As it is, I usually make most of my grocery purchases at Safeway, where they carry brand names I actually recognize and groceries I actually use. Significant to this whole story is the fact that both Albertsons and Safeway carry Santa Rosa Sourdough Bread, pre-sliced, a great big massive lump of sourdough-y goodness that can be yours for only $2.39!

Sourdough bread is my personal equivalent of cocaine. At any given time there are two bags of bread on my kitchen counter: one nearing completion; another ready to go. Twice a week or so I make a trip to one or the other of the grocery stores to purchase my next bag.

My eating habits have been a source of constant conversation between my mother and her relatives over the years; during the period when most other children were busily launching their vegetables into Jackson Pollackian artistic renderings on kitchen walls, I was obsessively attempting to eat every non-animal green or orange thing in sight, part of my fierce ambition (mentioned in previous entries) to become a rabbit. There was another period of time where I would eat absolutely nothing but fruit in one form or another, while all other types of food were anathema.

At all times during my childhood, I had a strictly non-Japanese habit of eating everything separately, neatly dividing every possible divisible foodstuff into component parts and eating it independently from its fellows. This used to infuriate my mother, who would watch me painstakingly clean up my little palm-sized dish of pickled whatsit before even starting on my rice.

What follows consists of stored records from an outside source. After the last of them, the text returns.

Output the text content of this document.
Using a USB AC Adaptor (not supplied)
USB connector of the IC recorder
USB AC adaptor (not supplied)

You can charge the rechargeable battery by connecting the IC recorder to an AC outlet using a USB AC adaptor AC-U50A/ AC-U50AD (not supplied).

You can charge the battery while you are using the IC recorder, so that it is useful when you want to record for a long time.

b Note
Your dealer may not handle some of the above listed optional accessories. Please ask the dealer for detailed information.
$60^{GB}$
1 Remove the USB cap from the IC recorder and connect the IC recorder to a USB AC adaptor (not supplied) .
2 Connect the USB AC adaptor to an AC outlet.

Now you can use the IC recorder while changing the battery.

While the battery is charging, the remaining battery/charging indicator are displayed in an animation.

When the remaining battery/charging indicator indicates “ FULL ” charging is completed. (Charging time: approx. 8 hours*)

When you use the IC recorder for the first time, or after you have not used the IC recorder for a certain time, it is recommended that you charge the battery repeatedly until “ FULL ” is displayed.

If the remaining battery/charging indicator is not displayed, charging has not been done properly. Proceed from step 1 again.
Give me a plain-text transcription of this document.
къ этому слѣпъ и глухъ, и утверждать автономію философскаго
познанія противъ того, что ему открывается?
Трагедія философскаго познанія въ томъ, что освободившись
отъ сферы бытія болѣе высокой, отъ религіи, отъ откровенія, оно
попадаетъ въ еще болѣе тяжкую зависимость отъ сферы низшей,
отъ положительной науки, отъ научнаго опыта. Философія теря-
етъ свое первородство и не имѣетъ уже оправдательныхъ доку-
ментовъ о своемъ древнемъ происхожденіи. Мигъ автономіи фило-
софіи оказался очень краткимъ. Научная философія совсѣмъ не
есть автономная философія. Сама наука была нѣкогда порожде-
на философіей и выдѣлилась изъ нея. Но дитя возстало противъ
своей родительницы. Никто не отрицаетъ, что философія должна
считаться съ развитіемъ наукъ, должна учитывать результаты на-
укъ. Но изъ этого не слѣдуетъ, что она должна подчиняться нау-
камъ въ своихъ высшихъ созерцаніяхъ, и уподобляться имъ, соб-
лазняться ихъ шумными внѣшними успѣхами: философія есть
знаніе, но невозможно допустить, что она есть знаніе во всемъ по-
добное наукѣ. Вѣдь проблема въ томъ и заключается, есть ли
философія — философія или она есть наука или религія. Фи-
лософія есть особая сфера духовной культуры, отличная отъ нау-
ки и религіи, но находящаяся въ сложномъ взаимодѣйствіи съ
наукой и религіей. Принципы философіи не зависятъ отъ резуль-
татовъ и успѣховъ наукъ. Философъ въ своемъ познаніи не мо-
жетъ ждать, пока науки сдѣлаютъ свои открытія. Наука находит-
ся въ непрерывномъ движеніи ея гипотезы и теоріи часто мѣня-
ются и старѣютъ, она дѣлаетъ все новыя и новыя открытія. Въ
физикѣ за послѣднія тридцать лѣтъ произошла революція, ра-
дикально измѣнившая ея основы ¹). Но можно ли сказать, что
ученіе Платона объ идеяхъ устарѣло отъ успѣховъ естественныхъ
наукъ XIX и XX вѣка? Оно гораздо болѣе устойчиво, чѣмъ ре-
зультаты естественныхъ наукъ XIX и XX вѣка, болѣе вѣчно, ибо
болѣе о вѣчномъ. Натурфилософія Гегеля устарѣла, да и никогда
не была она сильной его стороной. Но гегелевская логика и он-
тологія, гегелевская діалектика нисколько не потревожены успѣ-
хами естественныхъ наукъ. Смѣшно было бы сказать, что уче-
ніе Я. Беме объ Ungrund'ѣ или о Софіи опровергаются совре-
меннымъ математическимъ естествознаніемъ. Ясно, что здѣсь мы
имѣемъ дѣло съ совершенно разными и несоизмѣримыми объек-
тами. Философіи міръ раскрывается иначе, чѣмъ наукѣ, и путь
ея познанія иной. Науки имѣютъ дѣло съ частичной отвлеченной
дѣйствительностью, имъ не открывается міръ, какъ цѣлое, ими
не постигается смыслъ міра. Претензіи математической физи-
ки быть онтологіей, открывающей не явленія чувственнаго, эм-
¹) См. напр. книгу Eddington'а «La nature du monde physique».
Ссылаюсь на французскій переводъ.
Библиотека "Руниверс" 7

Japanese cooking is full of little dishes of little things that one is supposed to eat with the rice. The rice and the little things are intended to make a harmonious whole in one's mouth. To put it in a western context, my eating habits were rather like requesting spaghetti and meatballs with the spaghetti, meatballs, and sauce all served in separate containers and eating each in turn without ever letting the three mix. My mother worried over me constantly, and there was many a meal that was destroyed by a battle of wills between the two of us, both yelling at the top of our lungs while my father and sister stoically ate what they could reach before taking refuge in the TV room.

Nowadays, it's bread.

You realize of course that my roommate almost never eats sourdough toast. Each of those loaves weighs at least three pounds. Every week I managed to inhale approximately five pounds of toast, outside of any sourdough I manage to filch from bread baskets in restaurants I happen to visit with the Guy.

I'm starting to wonder if this might not be some sort of foreshadowing. I should start tracking the bread consumption trends across the world. Last night I had an ominous dream about alien body-eating jellyfish from outer space who descended on us en masse and started popping video store clerks as after-dinner mints. It's possible that the dream was somehow related to the spicy Szechuan we had for dinner, but it would make some sort of cosmic sense if they were planning ahead by conditioning us to pre-stuff ourselves with sourdough, wouldn't it? I mean, just look at what Stove Top is made out of.

Doesn't it more sense than the idea that I might be some kind of crazed sourdough addict? Doesn't it? Doesn't it?